RIO DE JANEIRO (AP) — One destroyed racket — and one poor set — later, Serena Williams made it safely into the third round of the Rio Olympics as she bids for a second consecutive singles gold medal.

The No. 1-seeded American struggled for quite a while Monday night, before emerging with a 7-6 (5), 6-2 victory over France's Alize Cornet, despite making 36 unforced errors and getting broken four times.

Williams started well enough, taking the first three games and compiling 17 of the match's first 21 winners. But then she dropped 5 of 6 games to fall behind 5-4.

During that troublesome stretch, Williams reacted to losing two games in a row by mangling the tool of her trade, slamming it against the back of her green-and-white sideline bench then dismissively depositing it on the ground.
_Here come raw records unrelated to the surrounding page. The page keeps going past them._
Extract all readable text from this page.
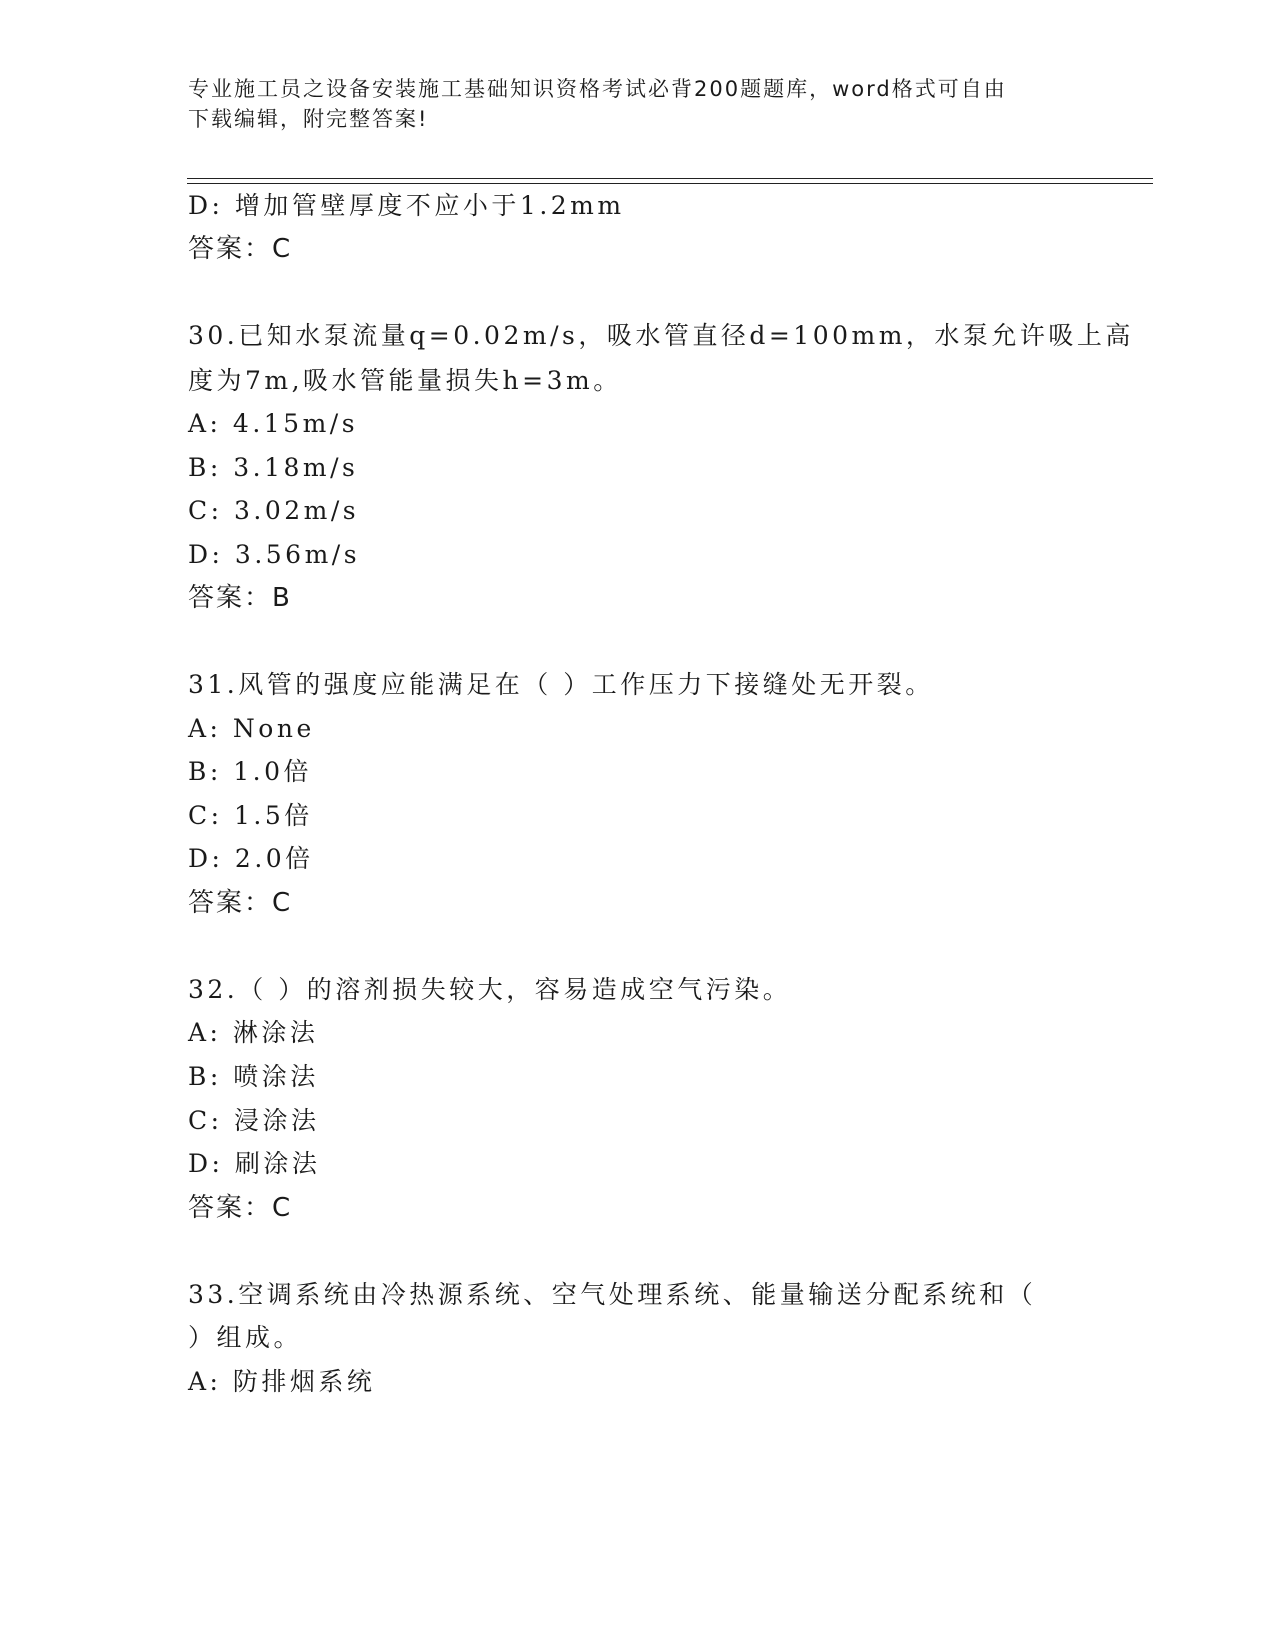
专业施工员之设备安装施工基础知识资格考试必背200题题库，word格式可自由
下载编辑，附完整答案!
D: 增加管壁厚度不应小于1.2mm
答案：C
30.已知水泵流量q=0.02m/s，吸水管直径d=100mm，水泵允许吸上高
度为7m,吸水管能量损失h=3m。
A: 4.15m/s
B: 3.18m/s
C: 3.02m/s
D: 3.56m/s
答案：B
31.风管的强度应能满足在（ ）工作压力下接缝处无开裂。
A: None
B: 1.0倍
C: 1.5倍
D: 2.0倍
答案：C
32.（ ）的溶剂损失较大，容易造成空气污染。
A: 淋涂法
B: 喷涂法
C: 浸涂法
D: 刷涂法
答案：C
33.空调系统由冷热源系统、空气处理系统、能量输送分配系统和（
）组成。
A: 防排烟系统
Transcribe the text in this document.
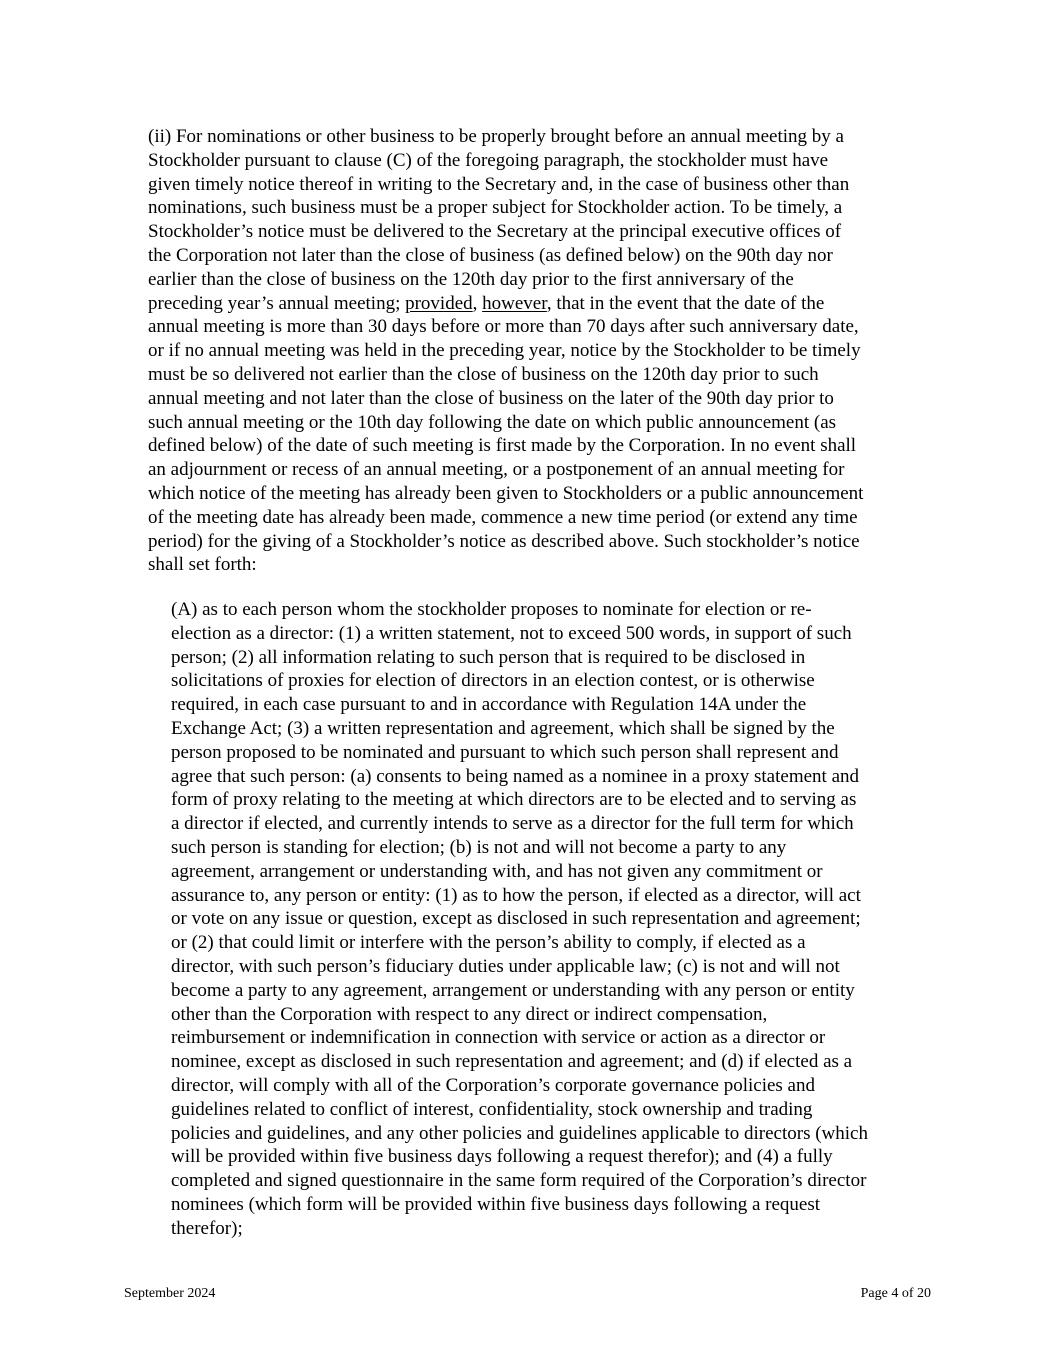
(ii) For nominations or other business to be properly brought before an annual meeting by a
Stockholder pursuant to clause (C) of the foregoing paragraph, the stockholder must have
given timely notice thereof in writing to the Secretary and, in the case of business other than
nominations, such business must be a proper subject for Stockholder action. To be timely, a
Stockholder’s notice must be delivered to the Secretary at the principal executive offices of
the Corporation not later than the close of business (as defined below) on the 90th day nor
earlier than the close of business on the 120th day prior to the first anniversary of the
preceding year’s annual meeting; provided, however, that in the event that the date of the
annual meeting is more than 30 days before or more than 70 days after such anniversary date,
or if no annual meeting was held in the preceding year, notice by the Stockholder to be timely
must be so delivered not earlier than the close of business on the 120th day prior to such
annual meeting and not later than the close of business on the later of the 90th day prior to
such annual meeting or the 10th day following the date on which public announcement (as
defined below) of the date of such meeting is first made by the Corporation. In no event shall
an adjournment or recess of an annual meeting, or a postponement of an annual meeting for
which notice of the meeting has already been given to Stockholders or a public announcement
of the meeting date has already been made, commence a new time period (or extend any time
period) for the giving of a Stockholder’s notice as described above. Such stockholder’s notice
shall set forth:
(A) as to each person whom the stockholder proposes to nominate for election or re-
election as a director: (1) a written statement, not to exceed 500 words, in support of such
person; (2) all information relating to such person that is required to be disclosed in
solicitations of proxies for election of directors in an election contest, or is otherwise
required, in each case pursuant to and in accordance with Regulation 14A under the
Exchange Act; (3) a written representation and agreement, which shall be signed by the
person proposed to be nominated and pursuant to which such person shall represent and
agree that such person: (a) consents to being named as a nominee in a proxy statement and
form of proxy relating to the meeting at which directors are to be elected and to serving as
a director if elected, and currently intends to serve as a director for the full term for which
such person is standing for election; (b) is not and will not become a party to any
agreement, arrangement or understanding with, and has not given any commitment or
assurance to, any person or entity: (1) as to how the person, if elected as a director, will act
or vote on any issue or question, except as disclosed in such representation and agreement;
or (2) that could limit or interfere with the person’s ability to comply, if elected as a
director, with such person’s fiduciary duties under applicable law; (c) is not and will not
become a party to any agreement, arrangement or understanding with any person or entity
other than the Corporation with respect to any direct or indirect compensation,
reimbursement or indemnification in connection with service or action as a director or
nominee, except as disclosed in such representation and agreement; and (d) if elected as a
director, will comply with all of the Corporation’s corporate governance policies and
guidelines related to conflict of interest, confidentiality, stock ownership and trading
policies and guidelines, and any other policies and guidelines applicable to directors (which
will be provided within five business days following a request therefor); and (4) a fully
completed and signed questionnaire in the same form required of the Corporation’s director
nominees (which form will be provided within five business days following a request
therefor);
September 2024	Page 4 of 20
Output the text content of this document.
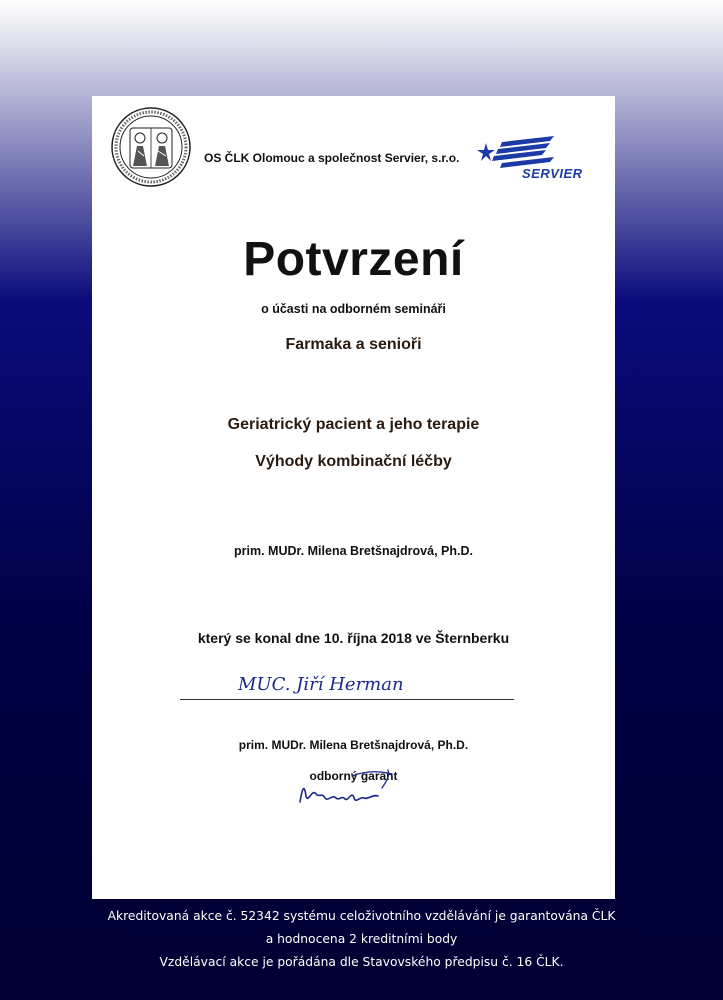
OS ČLK Olomouc a společnost Servier, s.r.o.
SERVIER
Potvrzení
o účasti na odborném semináři
Farmaka a senioři
Geriatrický pacient a jeho terapie
Výhody kombinační léčby
prim. MUDr. Milena Bretšnajdrová, Ph.D.
který se konal dne 10. října 2018 ve Šternberku
MUC. Jiří Herman
prim. MUDr. Milena Bretšnajdrová, Ph.D.
odborný garant
Akreditovaná akce č. 52342 systému celoživotního vzdělávání je garantována ČLK
a hodnocena 2 kreditními body
Vzdělávací akce je pořádána dle Stavovského předpisu č. 16 ČLK.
Hardly the first time she's done that sort of thing — and likely not the last, either.

In her previous tournament, Wimbledon, Williams broke a racket after losing the opening set of a second-rounder against American Christina McHale. Williams then flung the racket so far behind her that it landed in the lap of a TV cameraman filming the match.

From that point on, Williams didn't drop a set the rest of the way at the All England Club, taking 12 in a row to earn her record-tying 22nd Grand Slam title.

She didn't quite generate that sort of spark Monday, 24 hours after she and older sister Venus lost an Olympic doubles match for the first time. They had been 15-0 with three golds but that streak is now over.

So, too, is Cornet's three-match winning streak against the younger Williams.

But this was touch-and-go for more than an hour. Cornet held a pair of set points in the opener but failed to convert either. Then Williams served for that set at 6-5, only to get broken at love when she double-faulted for the fifth time. And in the tiebreaker, Cornet went ahead 5-4 before Williams claimed the next three points and the set.

She raced to a 3-0 edge in the second set, and that was pretty much that.

No tennis player ever has won two Olympic singles golds — let alone two in a row. But Williams is not just any player, of course. Which is why it was rather remarkable that Cornet, who is ranked only 48th and never made it past the fourth round of a major in 42 appearances, came into Monday with a 4-3 record against Williams, including three head-to-head wins in 2014.